As Thompson explained, AC (alternating current) is ubiquitous in electrical power. The stronger the current, the stronger the magnetic field that wraps around the wire carrying it, and the associated energy losses are magnified in earlier superconducting tapes. “It’s sort of like dragging something back and forth,” he said. These wires were based on flat tape geometries and suffered from high hysteretic losses, which means "basically a magnetic friction loss.”
The earliest wires were flat in design because of the need for epitaxy in making strong superconductors, Thompson said. Epitaxy is the process of growing a layer of one substance on a single crystal of another, so that the layers have the same crystal structure. If the grains in a high-Tc superconductor are randomly oriented without set, even (low angle) boundaries, the material suffers from weak links and won’t conduct current very well. Thompson compares it to rolling a marble along the cracks in a parquet floor. Supercurrents don’t like to cross grain boundaries if they don’t line up uniformly, he said. “They may do it, but they’ll make lots of heat in the process.”
Epitaxy coaxes superconducting grains to align themselves to the approximation of a single crystal, thereby avoiding weak links at the boundaries. Flat tape geometry superconductors emerged based on this process, because if you need an atomic template and large current capacity, Thompson said, flat is the best shape to use. But the flat tape design also meant high hysteretic losses. Designing more narrow superconducting wires minimizes those losses. To capitalize on that principle, researchers from UT and Oak Ridge National Laboratory fabricated a round, single-crystal superconducting wire that can operate at 65 to 77 degrees Kelvin and has low AC hysteretic loss—the only one of its kind.
Although Thompson said the wires are slightly “oval in shape,” they’re still not much wider than they are thick. Made on a sapphire core, which is strong and fairly flexible, the wires can be transposed or twisted into bundles, another advantage over flat tape designs.
“It’s easy to make something round,” Thompson said. “What’s hard is to make something round that conducts high density current. The big picture thing we’d like to do is use this gift from nature—these superconducting materials—for more energy efficient cables, motors (and) smart, resilient electronic components.”

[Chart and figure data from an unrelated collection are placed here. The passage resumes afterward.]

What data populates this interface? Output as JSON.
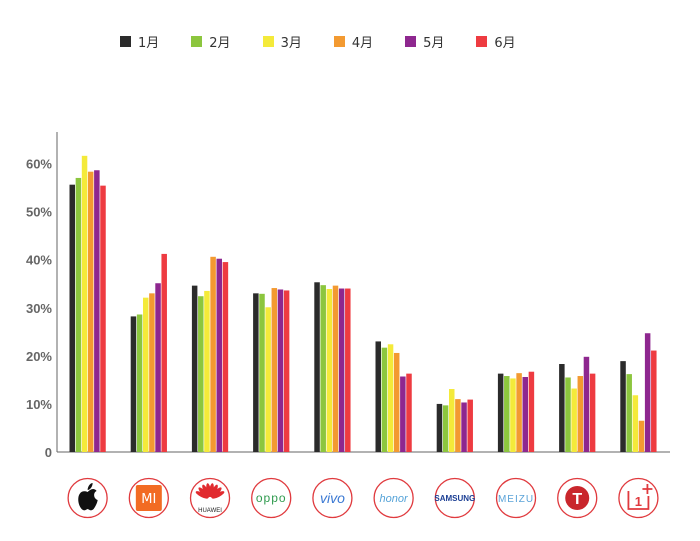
{
  "chart_data": {
    "type": "bar",
    "title": "",
    "xlabel": "",
    "ylabel": "",
    "ylim": [
      0,
      66
    ],
    "ytick_values": [
      0,
      10,
      20,
      30,
      40,
      50,
      60
    ],
    "ytick_labels": [
      "0",
      "10%",
      "20%",
      "30%",
      "40%",
      "50%",
      "60%"
    ],
    "categories": [
      "Apple",
      "MI",
      "HUAWEI",
      "OPPO",
      "vivo",
      "honor",
      "SAMSUNG",
      "MEIZU",
      "T",
      "1+"
    ],
    "category_icons": [
      "apple-icon",
      "mi-icon",
      "huawei-icon",
      "oppo-icon",
      "vivo-icon",
      "honor-icon",
      "samsung-icon",
      "meizu-icon",
      "smartisan-icon",
      "oneplus-icon"
    ],
    "legend_position": "top",
    "grid": false,
    "series": [
      {
        "name": "1月",
        "color": "#2b2b2b",
        "values": [
          55.6,
          28.2,
          34.6,
          33.0,
          35.3,
          23.0,
          10.0,
          16.3,
          18.3,
          18.9
        ]
      },
      {
        "name": "2月",
        "color": "#8cc63e",
        "values": [
          57.0,
          28.6,
          32.4,
          32.9,
          34.7,
          21.7,
          9.7,
          15.8,
          15.5,
          16.2
        ]
      },
      {
        "name": "3月",
        "color": "#f4ea3a",
        "values": [
          61.6,
          32.1,
          33.5,
          30.1,
          33.9,
          22.4,
          13.1,
          15.3,
          13.2,
          11.8
        ]
      },
      {
        "name": "4月",
        "color": "#f39a31",
        "values": [
          58.3,
          33.0,
          40.6,
          34.1,
          34.6,
          20.6,
          11.0,
          16.4,
          15.8,
          6.5
        ]
      },
      {
        "name": "5月",
        "color": "#8e278f",
        "values": [
          58.6,
          35.1,
          40.2,
          33.8,
          34.0,
          15.7,
          10.3,
          15.6,
          19.8,
          24.7
        ]
      },
      {
        "name": "6月",
        "color": "#ee3b41",
        "values": [
          55.4,
          41.2,
          39.5,
          33.6,
          34.0,
          16.3,
          10.9,
          16.7,
          16.3,
          21.1
        ]
      }
    ]
  }
}
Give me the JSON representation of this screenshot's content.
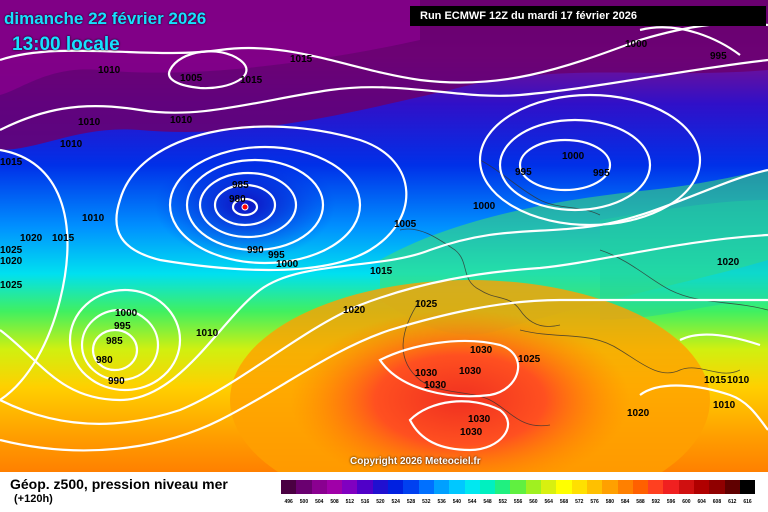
{
  "header": {
    "date": "dimanche 22 février 2026",
    "time": "13:00 locale",
    "run": "Run ECMWF 12Z du mardi 17 février 2026"
  },
  "copyright": "Copyright 2026 Meteociel.fr",
  "legend": {
    "title": "Géop. z500, pression niveau mer",
    "subtitle": "(+120h)",
    "values": [
      "496",
      "500",
      "504",
      "508",
      "512",
      "516",
      "520",
      "524",
      "528",
      "532",
      "536",
      "540",
      "544",
      "548",
      "552",
      "556",
      "560",
      "564",
      "568",
      "572",
      "576",
      "580",
      "584",
      "588",
      "592",
      "596",
      "600",
      "604",
      "608",
      "612",
      "616"
    ],
    "colors": [
      "#4a0042",
      "#6a0070",
      "#8a0090",
      "#a000a8",
      "#8000c0",
      "#5000c8",
      "#2010d0",
      "#0020e0",
      "#0040f0",
      "#0070ff",
      "#00a0ff",
      "#00c8ff",
      "#00e8f0",
      "#00f0c0",
      "#20f080",
      "#60f040",
      "#a0f020",
      "#d8f010",
      "#ffff00",
      "#ffe000",
      "#ffc000",
      "#ffa000",
      "#ff8000",
      "#ff6000",
      "#ff4020",
      "#f02020",
      "#d01010",
      "#b00000",
      "#900000",
      "#600000",
      "#000000"
    ]
  },
  "isobar_labels": [
    {
      "text": "1010"
    },
    {
      "text": "1005"
    },
    {
      "text": "1015"
    },
    {
      "text": "1015"
    },
    {
      "text": "1010"
    },
    {
      "text": "1010"
    },
    {
      "text": "1010"
    },
    {
      "text": "1015"
    },
    {
      "text": "1010"
    },
    {
      "text": "1020"
    },
    {
      "text": "1015"
    },
    {
      "text": "1025"
    },
    {
      "text": "1020"
    },
    {
      "text": "1025"
    },
    {
      "text": "985"
    },
    {
      "text": "980"
    },
    {
      "text": "990"
    },
    {
      "text": "995"
    },
    {
      "text": "1000"
    },
    {
      "text": "1005"
    },
    {
      "text": "1015"
    },
    {
      "text": "1000"
    },
    {
      "text": "995"
    },
    {
      "text": "1000"
    },
    {
      "text": "995"
    },
    {
      "text": "1000"
    },
    {
      "text": "995"
    },
    {
      "text": "1020"
    },
    {
      "text": "1000"
    },
    {
      "text": "995"
    },
    {
      "text": "985"
    },
    {
      "text": "980"
    },
    {
      "text": "990"
    },
    {
      "text": "1010"
    },
    {
      "text": "1020"
    },
    {
      "text": "1025"
    },
    {
      "text": "1030"
    },
    {
      "text": "1030"
    },
    {
      "text": "1030"
    },
    {
      "text": "1030"
    },
    {
      "text": "1025"
    },
    {
      "text": "1030"
    },
    {
      "text": "1030"
    },
    {
      "text": "1020"
    },
    {
      "text": "1015"
    },
    {
      "text": "1010"
    },
    {
      "text": "1010"
    },
    {
      "text": "1020"
    }
  ]
}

If history is any indicator, they may have a very good chance of doing so. Since 1963, the R&D 100 Awards, sponsored by R&D Magazine, have identified revolutionary technologies including the ATM, the fax machine, and HDTV. The 47th Annual R&D 100 Awards recognize the 100 most technologically significant products introduced into the marketplace over the past year. Recipients will be honored at an awards banquet in Orlando on November 12. Thompson and Zuev worked on the project with Amit Goyal (principal investigator), Eliot Specht, Claudia Cantoni, and Dominic Lee, all of ORNL; and Sung Hun Wee of the UT Department of Materials Science and Engineering, all with support from the Department of Energy’s Office of Electricity Delivery and Energy Reliability.